How to gracefully terminate a process?

I want to terminate a number of processes, but I want to give each process the chance to save its data, ask the user about saving a file and even ignore the close request.

So TerminateProcess is out of the question, because it kills the process instantly. Another way would be to use SendMessage/PostMessage to send a WM_CLOSE to the main window, unfortunately I don't know anything about the windows of the processes, I only have the process id, so FindWindow doesn't help either. Is there any other way to find the main windows of a process?

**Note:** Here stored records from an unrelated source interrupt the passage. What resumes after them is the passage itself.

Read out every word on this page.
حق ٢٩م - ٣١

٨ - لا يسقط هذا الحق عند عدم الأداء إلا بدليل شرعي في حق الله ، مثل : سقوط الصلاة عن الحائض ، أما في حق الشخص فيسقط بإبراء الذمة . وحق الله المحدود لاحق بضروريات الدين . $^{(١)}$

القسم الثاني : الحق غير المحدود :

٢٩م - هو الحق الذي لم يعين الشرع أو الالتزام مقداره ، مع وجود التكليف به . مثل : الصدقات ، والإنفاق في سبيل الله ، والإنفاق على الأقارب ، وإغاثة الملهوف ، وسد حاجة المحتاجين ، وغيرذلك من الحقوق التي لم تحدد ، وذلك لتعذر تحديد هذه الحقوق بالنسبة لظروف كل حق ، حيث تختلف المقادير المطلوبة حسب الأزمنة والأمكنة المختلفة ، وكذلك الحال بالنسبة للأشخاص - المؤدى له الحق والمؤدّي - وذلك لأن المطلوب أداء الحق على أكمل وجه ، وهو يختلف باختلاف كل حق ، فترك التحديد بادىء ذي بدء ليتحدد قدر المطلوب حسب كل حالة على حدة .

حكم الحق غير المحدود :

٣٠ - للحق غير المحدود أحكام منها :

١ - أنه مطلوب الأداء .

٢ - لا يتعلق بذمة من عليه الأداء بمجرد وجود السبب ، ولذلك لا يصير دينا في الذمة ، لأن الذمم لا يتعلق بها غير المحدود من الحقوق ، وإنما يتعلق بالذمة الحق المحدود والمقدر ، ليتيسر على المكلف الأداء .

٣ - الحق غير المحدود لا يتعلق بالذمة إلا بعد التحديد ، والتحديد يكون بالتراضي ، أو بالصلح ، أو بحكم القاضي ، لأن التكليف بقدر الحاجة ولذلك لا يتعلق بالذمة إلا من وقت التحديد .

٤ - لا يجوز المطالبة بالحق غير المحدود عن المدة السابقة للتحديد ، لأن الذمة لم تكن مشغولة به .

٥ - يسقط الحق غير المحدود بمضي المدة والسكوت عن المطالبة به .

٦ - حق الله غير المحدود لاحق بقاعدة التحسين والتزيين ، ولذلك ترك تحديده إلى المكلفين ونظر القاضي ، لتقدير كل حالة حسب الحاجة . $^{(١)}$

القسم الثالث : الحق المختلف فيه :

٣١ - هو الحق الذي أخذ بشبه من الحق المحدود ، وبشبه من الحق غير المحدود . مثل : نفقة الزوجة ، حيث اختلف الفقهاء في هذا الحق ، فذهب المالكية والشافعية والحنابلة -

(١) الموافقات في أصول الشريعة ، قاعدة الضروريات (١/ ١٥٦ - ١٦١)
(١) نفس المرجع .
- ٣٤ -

In other words: Is there any way to terminate any process gracefully just like the Windows 7 task manager did when you clicked on "End Task"? (and not "End Process")

Upvotes: 47

Views: 61437

Answers (6)

T.s. Arun
T.s. Arun

Reputation: 357

To add to Chris Becke's answer about terminating gracefully terminating console process:

This event should be handled in the console application for graceful termination.

Upvotes: 7

Sheng Jiang 蒋晟
Sheng Jiang 蒋晟

Reputation: 15281

See MSKB Q178893 How To Terminate an Application "Cleanly" in Win32. Basically send send WM_CLOSE to all windows of the target app to allow a grace shutdown, before force kill the app with TerminateProcess

Upvotes: 14

Chris Becke
Chris Becke

Reputation: 36121

EnumWindows enumerates all the top level windows in a process. GetWindowThreadProcessId gets the process and Id of each thread.

You now have enough information to gracefully close any GUI application.

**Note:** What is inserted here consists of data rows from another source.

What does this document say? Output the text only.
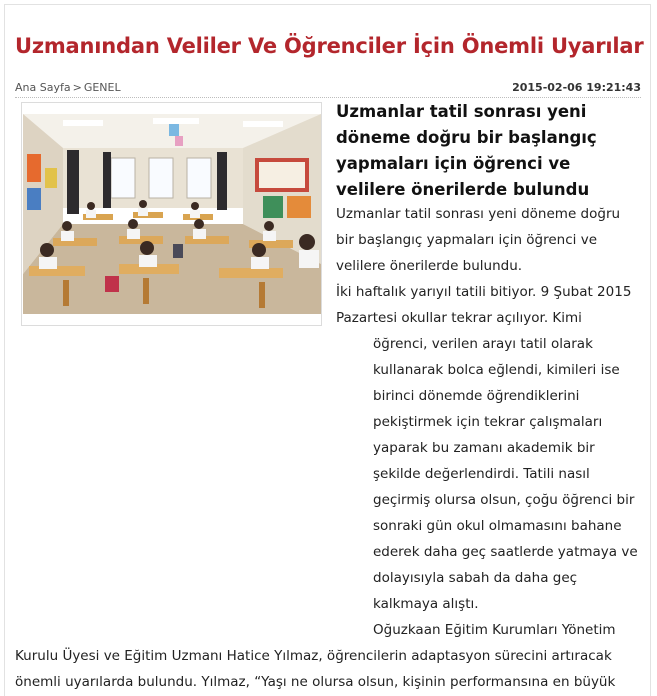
Uzmanından Veliler Ve Öğrenciler İçin Önemli Uyarılar
Ana Sayfa > GENEL	2015-02-06 19:21:43
Uzmanlar tatil sonrası yeni döneme doğru bir başlangıç yapmaları için öğrenci ve velilere önerilerde bulundu

Uzmanlar tatil sonrası yeni döneme doğru bir başlangıç yapmaları için öğrenci ve velilere önerilerde bulundu.

İki haftalık yarıyıl tatili bitiyor. 9 Şubat 2015 Pazartesi okullar tekrar açılıyor. Kimi

öğrenci, verilen arayı tatil olarak kullanarak bolca eğlendi, kimileri ise birinci dönemde öğrendiklerini pekiştirmek için tekrar çalışmaları yaparak bu zamanı akademik bir şekilde değerlendirdi. Tatili nasıl geçirmiş olursa olsun, çoğu öğrenci bir sonraki gün okul olmamasını bahane ederek daha geç saatlerde yatmaya ve dolayısıyla sabah da daha geç kalkmaya alıştı.

Oğuzkaan Eğitim Kurumları Yönetim Kurulu Üyesi ve Eğitim Uzmanı Hatice Yılmaz, öğrencilerin adaptasyon sürecini artıracak önemli uyarılarda bulundu. Yılmaz, “Yaşı ne olursa olsun, kişinin performansına en büyük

You can send WM_CLOSE messages to any window you wish to close. Many windows handle WM_CLOSE to prompt the user to save documents.You can send a WM_QUIT message using PostThreadMessage to the discovered threads to cause the message loop to terminate.

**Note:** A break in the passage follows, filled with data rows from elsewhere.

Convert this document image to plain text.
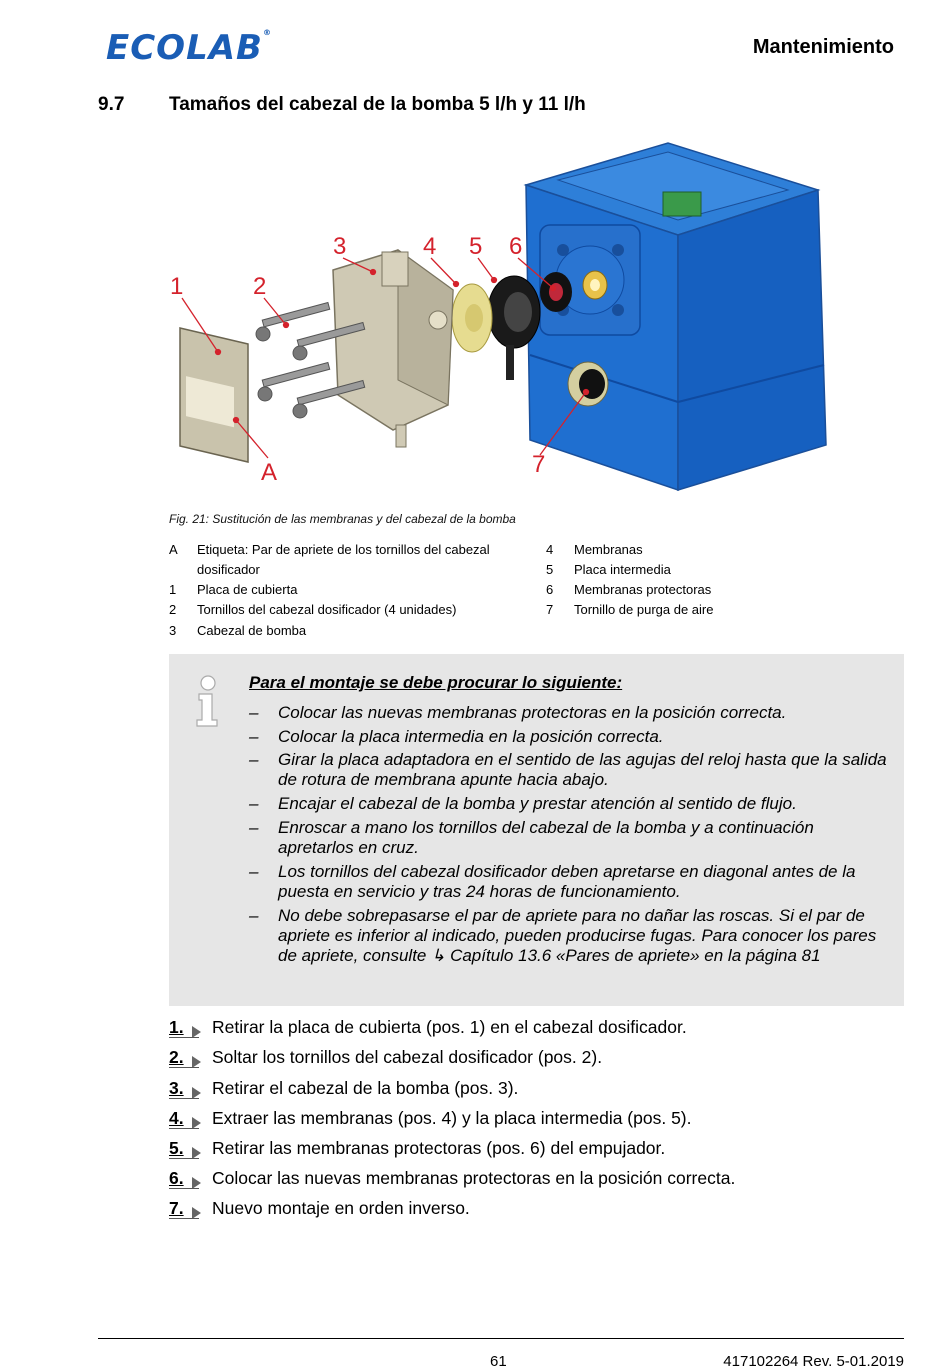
ECOLAB®
Mantenimiento
9.7 Tamaños del cabezal de la bomba 5 l/h y 11 l/h
1	2
3	4 5 6
7
A
Fig. 21: Sustitución de las membranas y del cabezal de la bomba
A Etiqueta: Par de apriete de los tornillos del cabezal dosificador
1 Placa de cubierta
2 Tornillos del cabezal dosificador (4 unidades)
3 Cabezal de bomba
4 Membranas
5 Placa intermedia
6 Membranas protectoras
7 Tornillo de purga de aire
Para el montaje se debe procurar lo siguiente:
– Colocar las nuevas membranas protectoras en la posición correcta.
– Colocar la placa intermedia en la posición correcta.
– Girar la placa adaptadora en el sentido de las agujas del reloj hasta que la salida de rotura de membrana apunte hacia abajo.
– Encajar el cabezal de la bomba y prestar atención al sentido de flujo.
– Enroscar a mano los tornillos del cabezal de la bomba y a continuación apretarlos en cruz.
– Los tornillos del cabezal dosificador deben apretarse en diagonal antes de la puesta en servicio y tras 24 horas de funcionamiento.
– No debe sobrepasarse el par de apriete para no dañar las roscas. Si el par de apriete es inferior al indicado, pueden producirse fugas. Para conocer los pares de apriete, consulte ↳ Capítulo 13.6 «Pares de apriete» en la página 81
1.	Retirar la placa de cubierta (pos. 1) en el cabezal dosificador.
2.	Soltar los tornillos del cabezal dosificador (pos. 2).
3.	Retirar el cabezal de la bomba (pos. 3).
4.	Extraer las membranas (pos. 4) y la placa intermedia (pos. 5).
5.	Retirar las membranas protectoras (pos. 6) del empujador.
6.	Colocar las nuevas membranas protectoras en la posición correcta.
7.	Nuevo montaje en orden inverso.
61	417102264 Rev. 5-01.2019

User code is not allowed to call DestroyWindow from a different app or thread to the windows... if the app does not respond to WM_CLOSE or WM_QUIT requests you're back in TerminateProcess land.

This will not close console applications as the application process, and process that owns the window, are different.


Refer to T.s. Arun's answer below for the correct method for dealing with console applications.

Upvotes: 31

amilamad
amilamad

Reputation: 480

You can use taskkill /im your_program.exe to send a termination signal to the application. It will trigger a WM_CLOSE to windows message queue. You can use Either https://msdn.microsoft.com/en-us/library/windows/desktop/ms633573(v=vs.85).aspx or

https://learn.microsoft.com/en-us/windows/desktop/api/winuser/nf-winuser-getmessage

to process the message.

Please refer a similar answer Win32 API analog of sending/catching SIGTERM

Upvotes: -1

Jason
Jason

Reputation: 2371

Use the EndTask API function. It is the same function that is used by task manager.

BOOL EndTask(      
    HWND hWnd,
    BOOL fShutDown,
    BOOL fForce
);

http://msdn.microsoft.com/en-us/library/ms633492(VS.85).aspx

Upvotes: 3

Andy E
Andy E

Reputation: 344733

I'm not too sure about the win32 apis but you could shell execute the taskkill command line function.

taskkill /?
taskkill /pid 1230
taskkill /im notepad.exe

The /f switch would force the kill but not using it just sends the termination signal so the application closes gracefully.